Is Eurocell plc’s (LSE:ECEL) ROE Of 56.38% Sustainable?

Eurocell plc (LSE:ECEL) delivered an ROE of 56.38% over the past 12 months, which is an impressive feat relative to its industry average of 19.58% during the same period. On the surface, this looks fantastic since we know that ECEL has made large profits from little equity capital; however, ROE doesn’t tell us if management have borrowed heavily to make this happen. We’ll take a closer look today at factors like financial leverage to determine whether ECEL’s ROE is actually sustainable. Check out our latest analysis for Eurocell

Breaking down Return on Equity

Return on Equity (ROE) is a measure of ECEL’s profit relative to its shareholders’ equity. For example, if ECEL invests £1 in the form of equity, it will generate £0.56 in earnings from this. Generally speaking, a higher ROE is preferred; however, there are other factors we must also consider before making any conclusions.

Return on Equity = Net Profit ÷ Shareholders Equity

Returns are usually compared to costs to measure the efficiency of capital. ECEL’s cost of equity is 8.30%. This means ECEL returns enough to cover its own cost of equity, with a buffer of 48.08%. This sustainable practice implies that the company pays less for its capital than what it generates in return. ROE can be dissected into three distinct ratios: net profit margin, asset turnover, and financial leverage. This is called the Dupont Formula:

Dupont Formula

ROE = profit margin × asset turnover × financial leverage

ROE = (annual net profit ÷ sales) × (sales ÷ assets) × (assets ÷ shareholders’ equity)

ROE = annual net profit ÷ shareholders’ equity

LSE:ECEL Last Perf Nov 11th 17
LSE:ECEL Last Perf Nov 11th 17

Basically, profit margin measures how much of revenue trickles down into earnings which illustrates how efficient ECEL is with its cost management. Asset turnover reveals how much revenue can be generated from ECEL’s asset base. Finally, financial leverage will be our main focus today. It shows how much of assets are funded by equity and can show how sustainable ECEL’s capital structure is. Since financial leverage can artificially inflate ROE, we need to look at how much debt ECEL currently has. The debt-to-equity ratio currently stands at a sensible 61.95%, meaning the above-average ROE is due to its capacity to produce profit growth without a huge debt burden.

LSE:ECEL Historical Debt Nov 11th 17
LSE:ECEL Historical Debt Nov 11th 17

What this means for you:

Are you a shareholder? ECEL’s above-industry ROE is encouraging, and is also in excess of its cost of equity. Since its high ROE is not likely driven by high debt, it might be a good time to top up on your current holdings if your fundamental research reaffirms this analysis. If you’re looking for new ideas for high-returning stocks, you should take a look at our free platform to see the list of stocks with Return on Equity over 20%.

Are you a potential investor? If you are considering investing in ECEL, looking at ROE on its own is not enough to make a well-informed decision.

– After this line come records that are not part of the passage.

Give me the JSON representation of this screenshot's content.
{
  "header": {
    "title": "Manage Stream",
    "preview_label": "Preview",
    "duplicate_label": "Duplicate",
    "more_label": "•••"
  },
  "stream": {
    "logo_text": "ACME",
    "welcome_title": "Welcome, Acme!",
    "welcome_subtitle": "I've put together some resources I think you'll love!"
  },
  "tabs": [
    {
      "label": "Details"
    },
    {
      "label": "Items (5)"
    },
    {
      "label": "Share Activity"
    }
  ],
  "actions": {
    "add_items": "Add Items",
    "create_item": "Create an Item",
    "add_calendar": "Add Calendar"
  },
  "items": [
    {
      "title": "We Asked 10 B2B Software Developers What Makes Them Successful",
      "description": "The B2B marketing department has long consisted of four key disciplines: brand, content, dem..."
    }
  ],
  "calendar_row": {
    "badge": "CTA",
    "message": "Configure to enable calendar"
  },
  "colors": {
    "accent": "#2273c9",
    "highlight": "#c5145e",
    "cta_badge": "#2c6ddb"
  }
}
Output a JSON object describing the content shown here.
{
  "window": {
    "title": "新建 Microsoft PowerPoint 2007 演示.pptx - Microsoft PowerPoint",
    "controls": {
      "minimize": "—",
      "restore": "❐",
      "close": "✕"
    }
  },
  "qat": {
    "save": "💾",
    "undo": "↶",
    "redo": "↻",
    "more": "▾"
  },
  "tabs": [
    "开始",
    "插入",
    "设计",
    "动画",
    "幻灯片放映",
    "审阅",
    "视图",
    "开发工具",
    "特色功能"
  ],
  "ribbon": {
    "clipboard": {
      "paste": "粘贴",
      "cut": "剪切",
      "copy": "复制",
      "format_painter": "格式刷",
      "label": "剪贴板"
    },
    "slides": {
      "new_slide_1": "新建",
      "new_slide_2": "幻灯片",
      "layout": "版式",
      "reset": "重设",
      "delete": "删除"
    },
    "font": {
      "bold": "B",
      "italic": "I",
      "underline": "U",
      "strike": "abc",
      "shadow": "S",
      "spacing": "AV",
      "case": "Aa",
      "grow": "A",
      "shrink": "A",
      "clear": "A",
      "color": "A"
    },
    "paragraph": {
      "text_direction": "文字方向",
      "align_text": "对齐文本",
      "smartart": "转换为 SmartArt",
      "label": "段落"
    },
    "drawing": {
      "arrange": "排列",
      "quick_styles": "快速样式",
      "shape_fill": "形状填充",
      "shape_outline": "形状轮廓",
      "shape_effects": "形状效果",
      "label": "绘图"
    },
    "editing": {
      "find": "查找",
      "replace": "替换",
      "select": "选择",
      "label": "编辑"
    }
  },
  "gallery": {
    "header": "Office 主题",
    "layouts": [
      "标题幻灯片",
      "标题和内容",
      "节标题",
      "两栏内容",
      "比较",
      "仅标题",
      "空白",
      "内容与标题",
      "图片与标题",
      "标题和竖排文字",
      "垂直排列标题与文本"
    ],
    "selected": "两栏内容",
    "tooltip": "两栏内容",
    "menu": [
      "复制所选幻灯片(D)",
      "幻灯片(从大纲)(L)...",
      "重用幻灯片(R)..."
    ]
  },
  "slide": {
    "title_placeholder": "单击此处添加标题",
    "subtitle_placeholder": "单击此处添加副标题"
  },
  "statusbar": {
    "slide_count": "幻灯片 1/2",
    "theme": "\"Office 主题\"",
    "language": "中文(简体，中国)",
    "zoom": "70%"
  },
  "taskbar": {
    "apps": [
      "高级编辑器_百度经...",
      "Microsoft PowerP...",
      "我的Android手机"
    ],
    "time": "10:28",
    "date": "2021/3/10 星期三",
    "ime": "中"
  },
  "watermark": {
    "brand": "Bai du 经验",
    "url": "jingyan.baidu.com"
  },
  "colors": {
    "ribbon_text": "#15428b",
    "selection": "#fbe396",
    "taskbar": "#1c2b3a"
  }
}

I recommend you do additional fundamental analysis by looking through our most recent infographic report on Eurocell to help you make a more informed investment decision.


To help readers see pass the short term volatility of the financial market, we aim to bring you a long-term focused research analysis purely driven by fundamental data. Note that our analysis does not factor in the latest price sensitive company announcements.

The author is an independent contributor and at the time of publication had no position in the stocks mentioned.